As per the Minister, there is no immediate basket of accessible funds for climate resilient recovery, let alone disaster-assistance. Since both are triggered by climate impacts, the economic buffer for countries already in debt-stress should be clearly appropriated and disbursed as climate funds that are easy to access, with predictable transfers. "If Pakistan emits less than one percent that causes the warming that triggers such shocks, why is assistance cast in a “disaster-aid or begging-bowl basket”? It should not. Not at all,” said Rehman.

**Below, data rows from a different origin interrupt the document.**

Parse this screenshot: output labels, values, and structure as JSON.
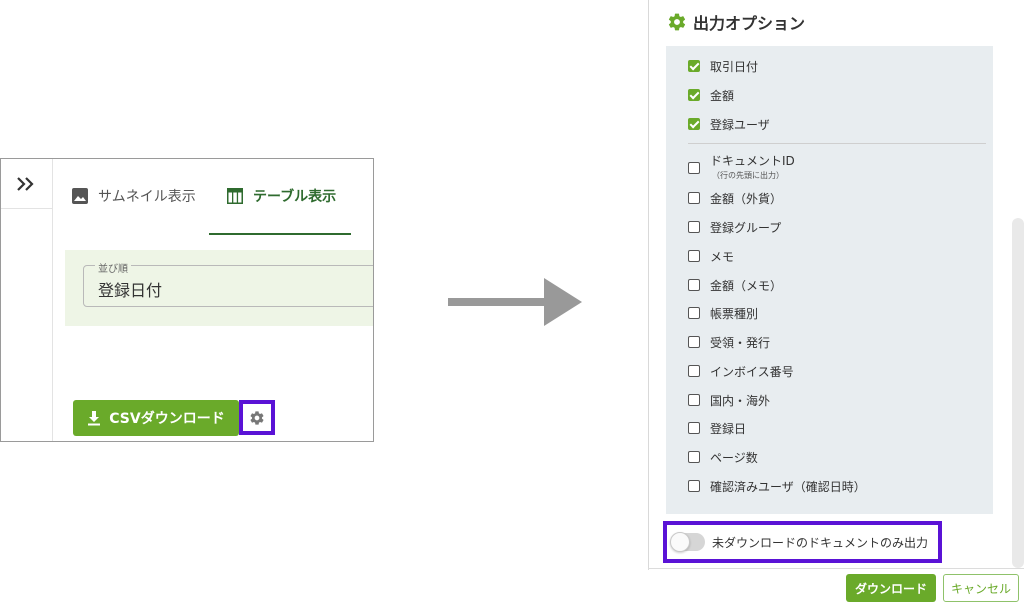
{
  "left": {
    "tabs": [
      {
        "label": "サムネイル表示",
        "icon": "image-icon"
      },
      {
        "label": "テーブル表示",
        "icon": "table-icon"
      }
    ],
    "sort": {
      "label": "並び順",
      "value": "登録日付"
    },
    "csv_button": "CSVダウンロード"
  },
  "options": {
    "title": "出力オプション",
    "checked": [
      "取引日付",
      "金額",
      "登録ユーザ"
    ],
    "unchecked": [
      "ドキュメントID",
      "金額（外貨）",
      "登録グループ",
      "メモ",
      "金額（メモ）",
      "帳票種別",
      "受領・発行",
      "インボイス番号",
      "国内・海外",
      "登録日",
      "ページ数",
      "確認済みユーザ（確認日時）"
    ],
    "doc_id_note": "（行の先頭に出力）",
    "toggle_label": "未ダウンロードのドキュメントのみ出力",
    "download_button": "ダウンロード",
    "cancel_button": "キャンセル"
  },
  "colors": {
    "accent": "#6aaa2a",
    "dark_green": "#2f6b2f",
    "highlight": "#5a12d6"
  }
}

Speaking on the food insecurity caused by flood losses, the Minister remarked, “Pakistan is faced with the threat of food insecurity as the floods have drowned vast swathes of agricultural land, and made the cost or availability of food a prohibitive cost. The Hunger Hotspot Report 2022 (FAO-WFP early warnings on food insecurity) shows that the impact of the floods will compound the rapid deterioration of the country’s situation, driving food insecurity beyond the 4.7 million (26%) severely food insecure population in 3 provinces of the country; Balochistan, Khyber Pakhtunkhwa and Sindh. Not only have we lost the crops that were to be harvested, there are serious concerns over how much land will be available for the upcoming planting (Rabi) season. Initial damage estimates indicate a loss of 74% of cultivable land in Sindh alone; totalling to 3,410,743 acres. The province, which is considered Pakistan’s bread basket, has lost 100% of its Cotton crop, 88% of Vegetables, and 66% of Rice to the floods. Nationally, over 4 million acres of agricultural land have been lost to the floods amounting to a financial loss of over 481 million Rupees.”

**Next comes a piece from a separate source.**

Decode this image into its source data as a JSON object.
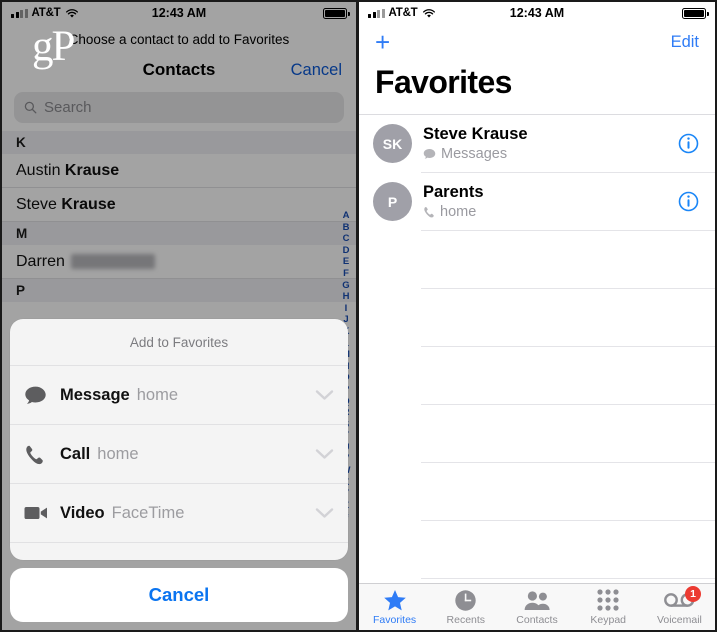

Climate change will surely impact the nature of crops, soil fertility, pest attacks, irrigation requirements and water availability. Prior to the floods, heat waves had caused a 5-10% decline in the country’s wheat yields. At the moment it is difficult to gauge the true extent of the damage because of the stagnating floodwater; the numbers from the aforementioned initial estimates may increase as the water recedes and more accurate assessments can be carried out.

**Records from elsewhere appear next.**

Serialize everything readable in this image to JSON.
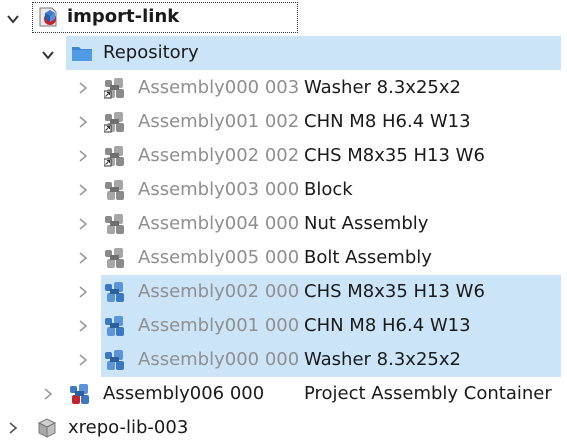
{
  "tree": {
    "root": {
      "label": "import-link"
    },
    "repository": {
      "label": "Repository"
    },
    "assemblies": [
      {
        "id": "Assembly000 003",
        "desc": "Washer 8.3x25x2"
      },
      {
        "id": "Assembly001 002",
        "desc": "CHN M8 H6.4 W13"
      },
      {
        "id": "Assembly002 002",
        "desc": "CHS M8x35 H13 W6"
      },
      {
        "id": "Assembly003 000",
        "desc": "Block"
      },
      {
        "id": "Assembly004 000",
        "desc": "Nut Assembly"
      },
      {
        "id": "Assembly005 000",
        "desc": "Bolt Assembly"
      },
      {
        "id": "Assembly002 000",
        "desc": "CHS M8x35 H13 W6"
      },
      {
        "id": "Assembly001 000",
        "desc": "CHN M8 H6.4 W13"
      },
      {
        "id": "Assembly000 000",
        "desc": "Washer 8.3x25x2"
      }
    ],
    "container": {
      "id": "Assembly006 000",
      "desc": "Project Assembly Container"
    },
    "lib": {
      "label": "xrepo-lib-003"
    }
  },
  "colors": {
    "selection": "#cce4f7",
    "folder": "#3b86d4",
    "muted_text": "#8f8f8f",
    "gray_icon": "#8a8a8a",
    "blue_icon": "#3a78c2"
  }
}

The WTO has warned today of the oncoming global recession citing shocks from climate change, wars and food price-hikes as some of the reasons behind the global economic stress. Pakistan’s losses in agriculture and infrastructure surely place us in a difficult position. As of right now, Pakistan remains in dire need of climate finance to help mitigate the impacts of the climate catastrophe that has made us the new ground zero of the climate crisis.

Highlighting the health crisis in flood affected areas the Minister said, “The stagnating water has pushed us back to another century of disease prevalence. Diseases that had virtually disappeared from the country, like diphtheria are making a come-back, while cholera, dengue, malaria, diarrhoea, skin diseases, and other water borne diseases are breeding exponentially in the stagnant water, which we do not have large enough pumps to pull out in the quantities needed. The emergence of Hepatitis-E for pregnant flood victims is another immediate worry. "I am told by experts that if they don’t move to urban hospitals, a total of 42,000 among 128,000 pregnant women are expected to give birth in the flood hit areas within the next three months. Right now, the crisis of access to roads is very real, and at the same time the flood waters are not receding.”

Emphasising on the urgency of climate finance needs, Minister Rehman said, “Long-term climate financing instruments are needed to plug severe capacity deficits in the developing countries right now as the protracted periods of pipelining funds lose potency when resilience needs change faster than the speed of resource dispersion. What has happened in Pakistan will certainly not only stay in Pakistan, we are seeing climate change impacts crossing borders and wreaking havoc, whether it's hurricane Fiona that has hit Puerto Rico, Nigeria battling floods like never before and the forest fires and heatwaves in all of Europe and USA. Financial pipelines must be created to facilitate swift transfer of funds to countries in the Global South that are reeling from climate shocks."